Firstly, I never meant that it was possible for someone to actually predict the future by knowing the exact everything of everything. Firstly, it's not possible to know anything exactly, and secondly it would be impossible to store all the information held by the universe in anything smaller than the universe. Each peice of information in your record would also need to be recorded elsewhere in your record. In fact, all the information in the universe is recorded - as the universe. Furthermore, it's a contradiction in terms to measure something in an instant - to measure, you must interect, which requires time and therefore change. You cannot say that anything particular is, only that it changes in whatever way.

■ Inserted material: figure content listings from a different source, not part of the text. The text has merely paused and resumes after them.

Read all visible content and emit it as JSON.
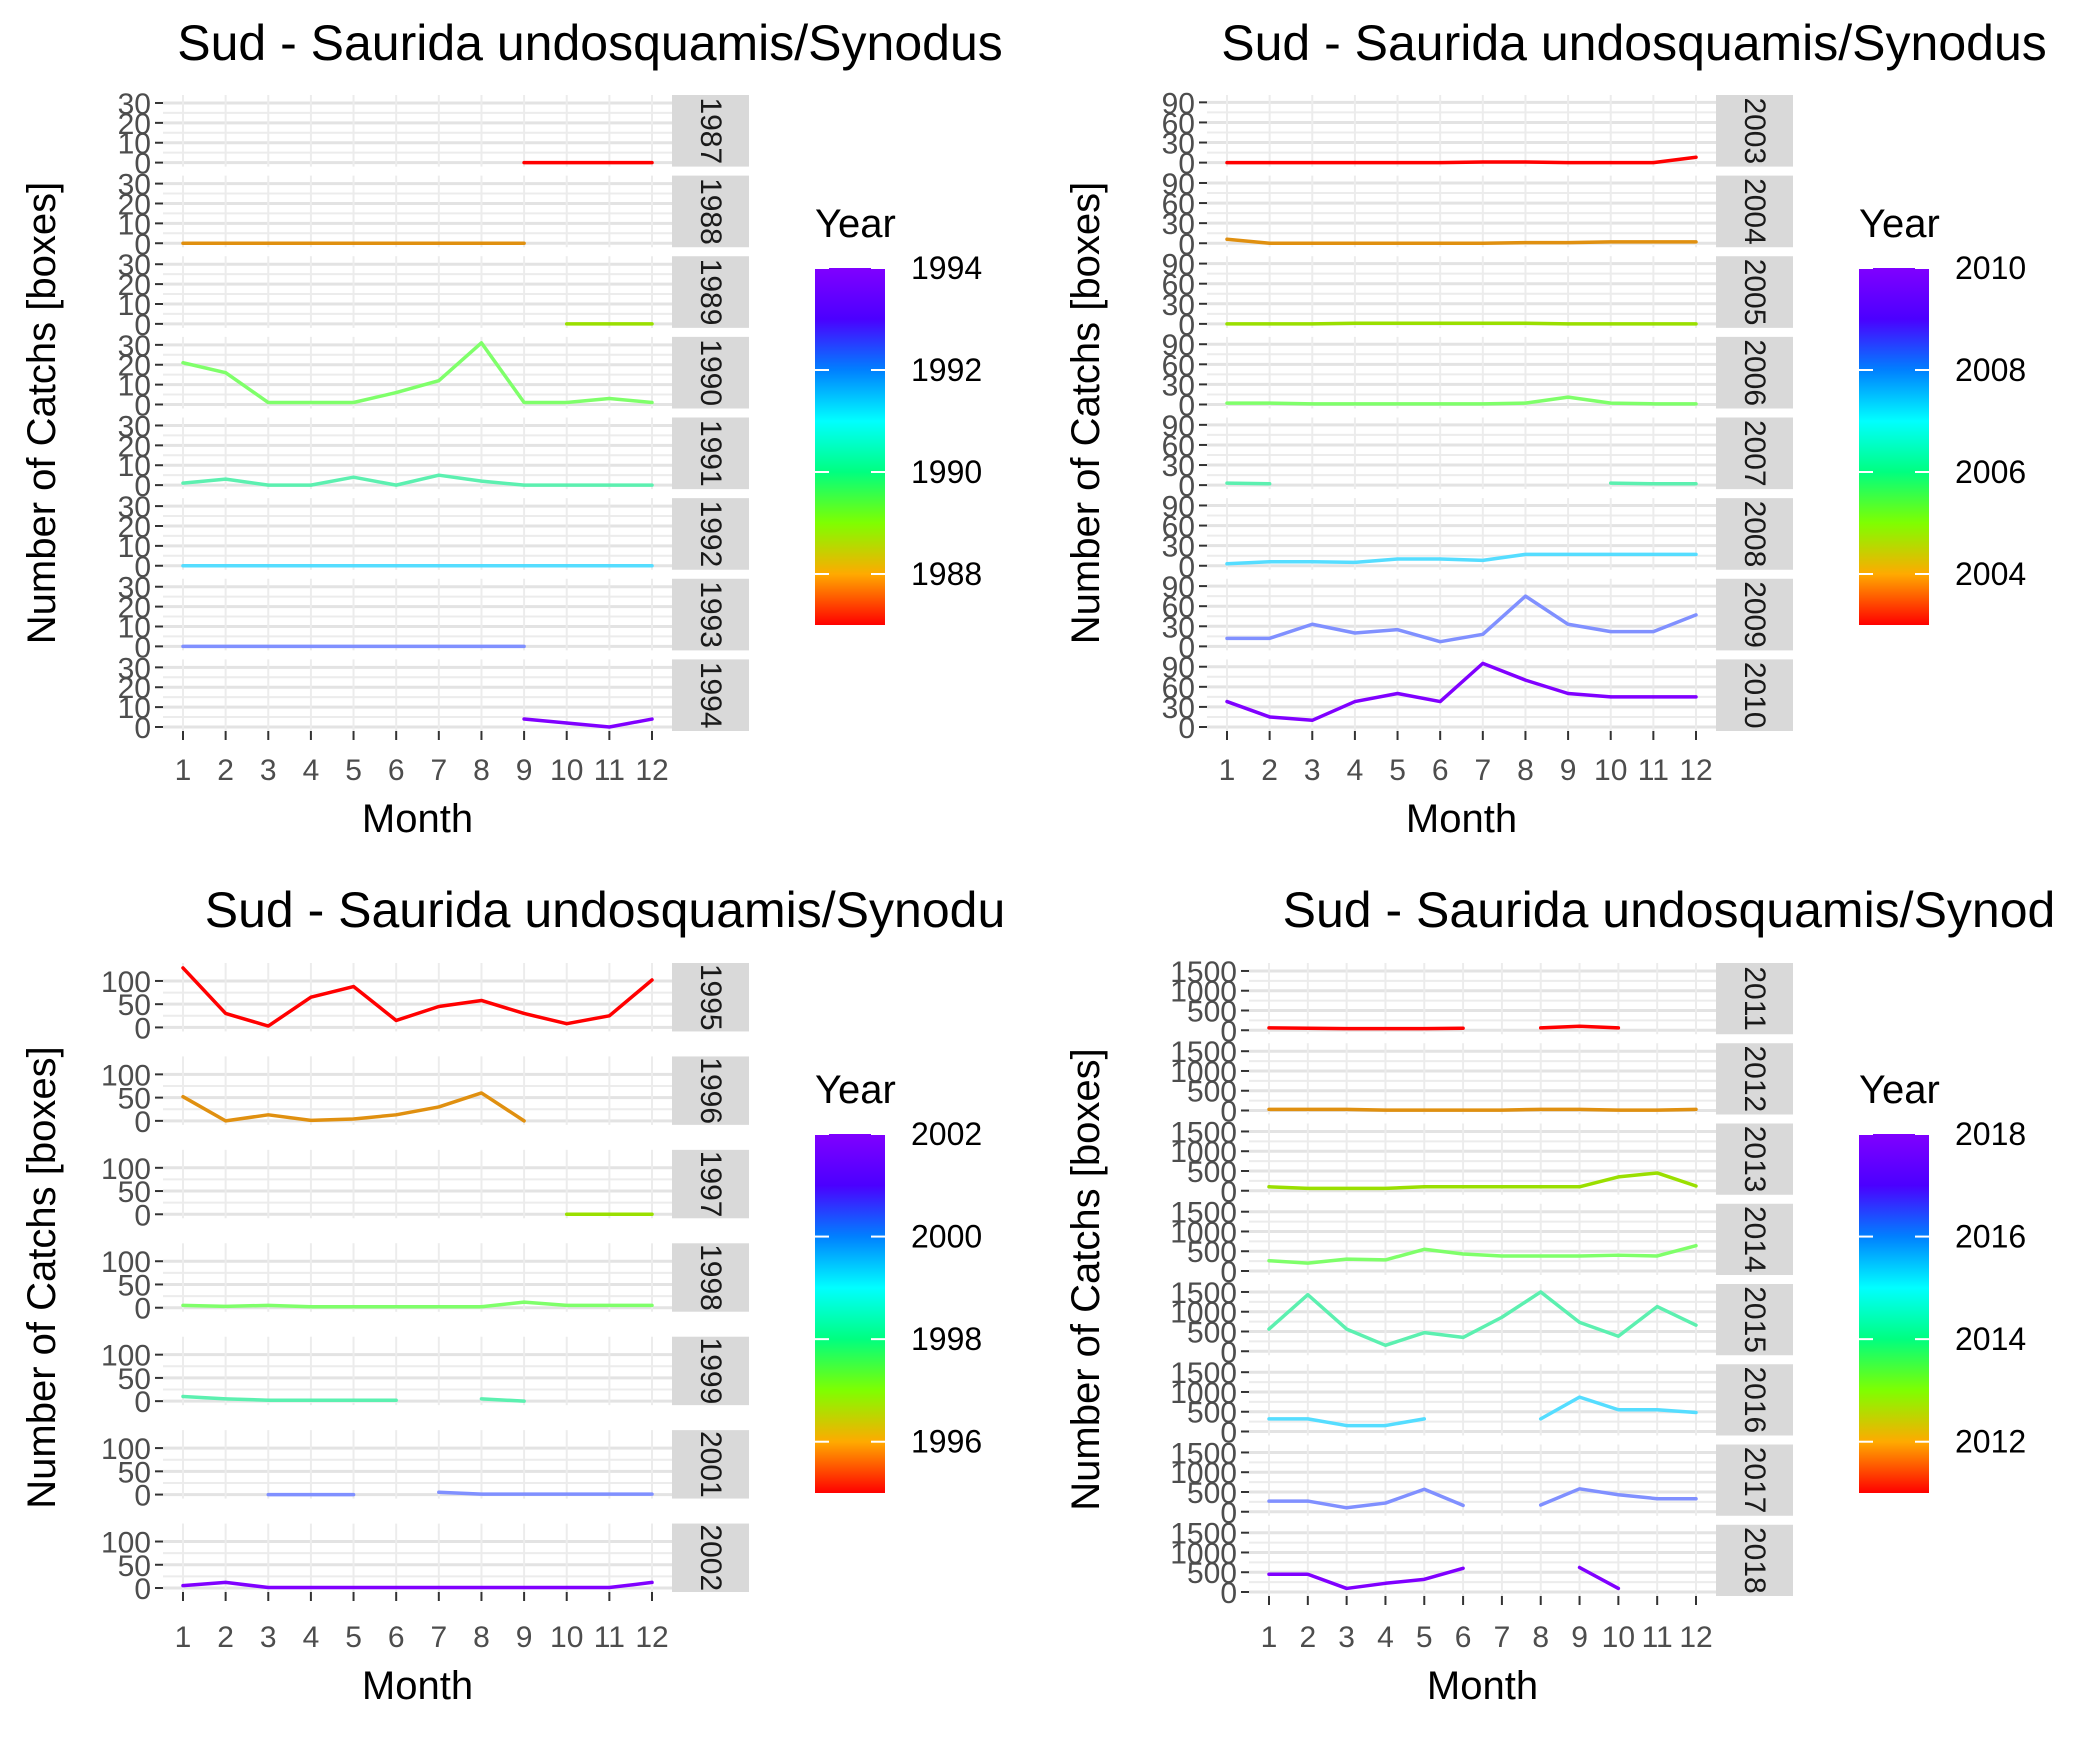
{
  "chart_data": [
    {
      "type": "line",
      "title": "Sud - Saurida undosquamis/Synodus",
      "xlabel": "Month",
      "ylabel": "Number of Catchs [boxes]",
      "x": [
        "1",
        "2",
        "3",
        "4",
        "5",
        "6",
        "7",
        "8",
        "9",
        "10",
        "11",
        "12"
      ],
      "yticks": [
        "0",
        "10",
        "20",
        "30"
      ],
      "ylim": [
        0,
        32
      ],
      "facet_strip_side": "right",
      "legend": {
        "title": "Year",
        "position": "right",
        "ticks": [
          "1994",
          "1992",
          "1990",
          "1988"
        ],
        "range": [
          1987,
          1994
        ],
        "colors": [
          "#ff0000",
          "#ffaa00",
          "#7fff00",
          "#00ff80",
          "#00ffff",
          "#0080ff",
          "#4b00ff",
          "#8000ff"
        ]
      },
      "panels": [
        {
          "label": "1987",
          "color": "#ff0000",
          "values": [
            null,
            null,
            null,
            null,
            null,
            null,
            null,
            null,
            0,
            0,
            0,
            0
          ]
        },
        {
          "label": "1988",
          "color": "#e09010",
          "values": [
            0,
            0,
            0,
            0,
            0,
            0,
            0,
            0,
            0,
            null,
            null,
            null
          ]
        },
        {
          "label": "1989",
          "color": "#9adf00",
          "values": [
            null,
            null,
            null,
            null,
            null,
            null,
            null,
            null,
            null,
            0,
            0,
            0
          ]
        },
        {
          "label": "1990",
          "color": "#7fff6a",
          "values": [
            21,
            16,
            1,
            1,
            1,
            6,
            12,
            31,
            1,
            1,
            3,
            1
          ]
        },
        {
          "label": "1991",
          "color": "#5cf0b0",
          "values": [
            1,
            3,
            0,
            0,
            4,
            0,
            5,
            2,
            0,
            0,
            0,
            0
          ]
        },
        {
          "label": "1992",
          "color": "#55ddff",
          "values": [
            0,
            0,
            0,
            0,
            0,
            0,
            0,
            0,
            0,
            0,
            0,
            0
          ]
        },
        {
          "label": "1993",
          "color": "#8090ff",
          "values": [
            0,
            0,
            0,
            0,
            0,
            0,
            0,
            0,
            0,
            null,
            null,
            null
          ]
        },
        {
          "label": "1994",
          "color": "#8000ff",
          "values": [
            null,
            null,
            null,
            null,
            null,
            null,
            null,
            null,
            4,
            2,
            0,
            4
          ]
        }
      ]
    },
    {
      "type": "line",
      "title": "Sud - Saurida undosquamis/Synodus",
      "xlabel": "Month",
      "ylabel": "Number of Catchs [boxes]",
      "x": [
        "1",
        "2",
        "3",
        "4",
        "5",
        "6",
        "7",
        "8",
        "9",
        "10",
        "11",
        "12"
      ],
      "yticks": [
        "0",
        "30",
        "60",
        "90"
      ],
      "ylim": [
        0,
        95
      ],
      "facet_strip_side": "right",
      "legend": {
        "title": "Year",
        "position": "right",
        "ticks": [
          "2010",
          "2008",
          "2006",
          "2004"
        ],
        "range": [
          2003,
          2010
        ],
        "colors": [
          "#ff0000",
          "#ffaa00",
          "#7fff00",
          "#00ff80",
          "#00ffff",
          "#0080ff",
          "#4b00ff",
          "#8000ff"
        ]
      },
      "panels": [
        {
          "label": "2003",
          "color": "#ff0000",
          "values": [
            0,
            0,
            0,
            0,
            0,
            0,
            1,
            1,
            0,
            0,
            0,
            8
          ]
        },
        {
          "label": "2004",
          "color": "#e09010",
          "values": [
            6,
            0,
            0,
            0,
            0,
            0,
            0,
            1,
            1,
            2,
            2,
            2
          ]
        },
        {
          "label": "2005",
          "color": "#9adf00",
          "values": [
            0,
            0,
            0,
            1,
            1,
            1,
            1,
            1,
            0,
            0,
            0,
            0
          ]
        },
        {
          "label": "2006",
          "color": "#7fff6a",
          "values": [
            2,
            2,
            1,
            1,
            1,
            1,
            1,
            2,
            11,
            2,
            1,
            1
          ]
        },
        {
          "label": "2007",
          "color": "#5cf0b0",
          "values": [
            3,
            2,
            null,
            null,
            null,
            null,
            null,
            null,
            null,
            3,
            2,
            2
          ]
        },
        {
          "label": "2008",
          "color": "#55ddff",
          "values": [
            3,
            6,
            6,
            5,
            10,
            10,
            8,
            17,
            17,
            17,
            17,
            17
          ]
        },
        {
          "label": "2009",
          "color": "#8090ff",
          "values": [
            12,
            12,
            33,
            20,
            25,
            7,
            18,
            75,
            33,
            22,
            22,
            47
          ]
        },
        {
          "label": "2010",
          "color": "#8000ff",
          "values": [
            38,
            15,
            10,
            38,
            50,
            38,
            97,
            70,
            50,
            45,
            45,
            45
          ]
        }
      ]
    },
    {
      "type": "line",
      "title": "Sud - Saurida undosquamis/Synodu",
      "xlabel": "Month",
      "ylabel": "Number of Catchs [boxes]",
      "x": [
        "1",
        "2",
        "3",
        "4",
        "5",
        "6",
        "7",
        "8",
        "9",
        "10",
        "11",
        "12"
      ],
      "yticks": [
        "0",
        "50",
        "100"
      ],
      "ylim": [
        0,
        130
      ],
      "facet_strip_side": "right",
      "legend": {
        "title": "Year",
        "position": "right",
        "ticks": [
          "2002",
          "2000",
          "1998",
          "1996"
        ],
        "range": [
          1995,
          2002
        ],
        "colors": [
          "#ff0000",
          "#ffaa00",
          "#7fff00",
          "#00ff80",
          "#00ffff",
          "#0080ff",
          "#4b00ff",
          "#8000ff"
        ]
      },
      "panels": [
        {
          "label": "1995",
          "color": "#ff0000",
          "values": [
            128,
            30,
            3,
            65,
            88,
            15,
            45,
            58,
            30,
            8,
            25,
            102
          ]
        },
        {
          "label": "1996",
          "color": "#e09010",
          "values": [
            52,
            0,
            13,
            1,
            4,
            13,
            30,
            60,
            0,
            null,
            null,
            null
          ]
        },
        {
          "label": "1997",
          "color": "#9adf00",
          "values": [
            null,
            null,
            null,
            null,
            null,
            null,
            null,
            null,
            null,
            0,
            0,
            0
          ]
        },
        {
          "label": "1998",
          "color": "#7fff6a",
          "values": [
            5,
            3,
            5,
            2,
            2,
            2,
            2,
            2,
            12,
            5,
            5,
            5
          ]
        },
        {
          "label": "1999",
          "color": "#5cf0b0",
          "values": [
            10,
            5,
            2,
            2,
            2,
            2,
            null,
            5,
            0,
            null,
            null,
            null
          ]
        },
        {
          "label": "2001",
          "color": "#8090ff",
          "values": [
            null,
            null,
            0,
            0,
            0,
            null,
            5,
            1,
            1,
            1,
            1,
            1
          ]
        },
        {
          "label": "2002",
          "color": "#8000ff",
          "values": [
            5,
            12,
            1,
            1,
            1,
            1,
            1,
            1,
            1,
            1,
            1,
            12
          ]
        }
      ]
    },
    {
      "type": "line",
      "title": "Sud - Saurida undosquamis/Synod",
      "xlabel": "Month",
      "ylabel": "Number of Catchs [boxes]",
      "x": [
        "1",
        "2",
        "3",
        "4",
        "5",
        "6",
        "7",
        "8",
        "9",
        "10",
        "11",
        "12"
      ],
      "yticks": [
        "0",
        "500",
        "1000",
        "1500"
      ],
      "ylim": [
        0,
        1600
      ],
      "facet_strip_side": "right",
      "legend": {
        "title": "Year",
        "position": "right",
        "ticks": [
          "2018",
          "2016",
          "2014",
          "2012"
        ],
        "range": [
          2011,
          2018
        ],
        "colors": [
          "#ff0000",
          "#ffaa00",
          "#7fff00",
          "#00ff80",
          "#00ffff",
          "#0080ff",
          "#4b00ff",
          "#8000ff"
        ]
      },
      "panels": [
        {
          "label": "2011",
          "color": "#ff0000",
          "values": [
            60,
            50,
            40,
            40,
            40,
            50,
            null,
            60,
            100,
            60,
            null,
            null
          ]
        },
        {
          "label": "2012",
          "color": "#e09010",
          "values": [
            30,
            30,
            30,
            10,
            10,
            10,
            10,
            30,
            30,
            10,
            10,
            30
          ]
        },
        {
          "label": "2013",
          "color": "#9adf00",
          "values": [
            100,
            60,
            60,
            60,
            100,
            100,
            100,
            100,
            100,
            350,
            450,
            120
          ]
        },
        {
          "label": "2014",
          "color": "#7fff6a",
          "values": [
            260,
            200,
            300,
            280,
            550,
            430,
            380,
            380,
            380,
            400,
            380,
            640
          ]
        },
        {
          "label": "2015",
          "color": "#5cf0b0",
          "values": [
            560,
            1430,
            560,
            150,
            470,
            350,
            860,
            1500,
            730,
            380,
            1130,
            660
          ]
        },
        {
          "label": "2016",
          "color": "#55ddff",
          "values": [
            320,
            320,
            150,
            150,
            320,
            null,
            null,
            320,
            870,
            550,
            550,
            480
          ]
        },
        {
          "label": "2017",
          "color": "#8090ff",
          "values": [
            270,
            270,
            100,
            220,
            570,
            160,
            null,
            170,
            580,
            430,
            330,
            330
          ]
        },
        {
          "label": "2018",
          "color": "#8000ff",
          "values": [
            450,
            450,
            90,
            220,
            320,
            600,
            null,
            null,
            620,
            90,
            null,
            null
          ]
        }
      ]
    }
  ]
}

ryanwh, I'm talking about physics here, not biology. You can't measure someone's rashness exactly (by statistics, yes, but not in the way that you measure temperature). But the body is an engine and a machine. All the factors that make you up as a person have to exist. Fairly obvious, no? And if it exists, you can measure it, (can in theory). When you're angry, it's beacuse of the levels of whichever chemicals in your brain. What you have in your head is a thought engine. By knowing exactly every concrete piece of information about you, (that is, not abstract information), and the exact information about every particle that will come into contact with you, I could say exactly what you're going to do. It has nothing to do with logic. People do not operate on a level of pure logic anyway. If you take any system - for instance, the sun and earth, you can look at the potential of that system. To take a far more simple example, look at Schrodinger's Cat. Because of the configuration of that system - that is, that there is a cat, a box, a gun - you can say that the system has the potential for the cat to be dead, for the cat to be alive. Similarly, the solar system has potential for a certain number of acts. The only flaw is that there is no such thing as a closed system - the earth might be hit be a metorite, for instance. So if you include the amount of data you process, you might include the nearby solar systems, and all the atoms of all the meteorites out there. But what if a metor outside these solar systems entered, stuck one of the ones you've measured, and knocked in into the earth? You'd have to expand your records to include the whole visible universe.
Remeber, I never said any of this is possible. I just said that it is. Everyone is subject to it, everyone is a result of it. Essentially, it makes no difference at all. Our percieved free will is still there - we are all indivudual, and every decision we make is of our own doing. But they're a result of a secular, (in the true sense of the word), process, and therefore limited in their potential scope.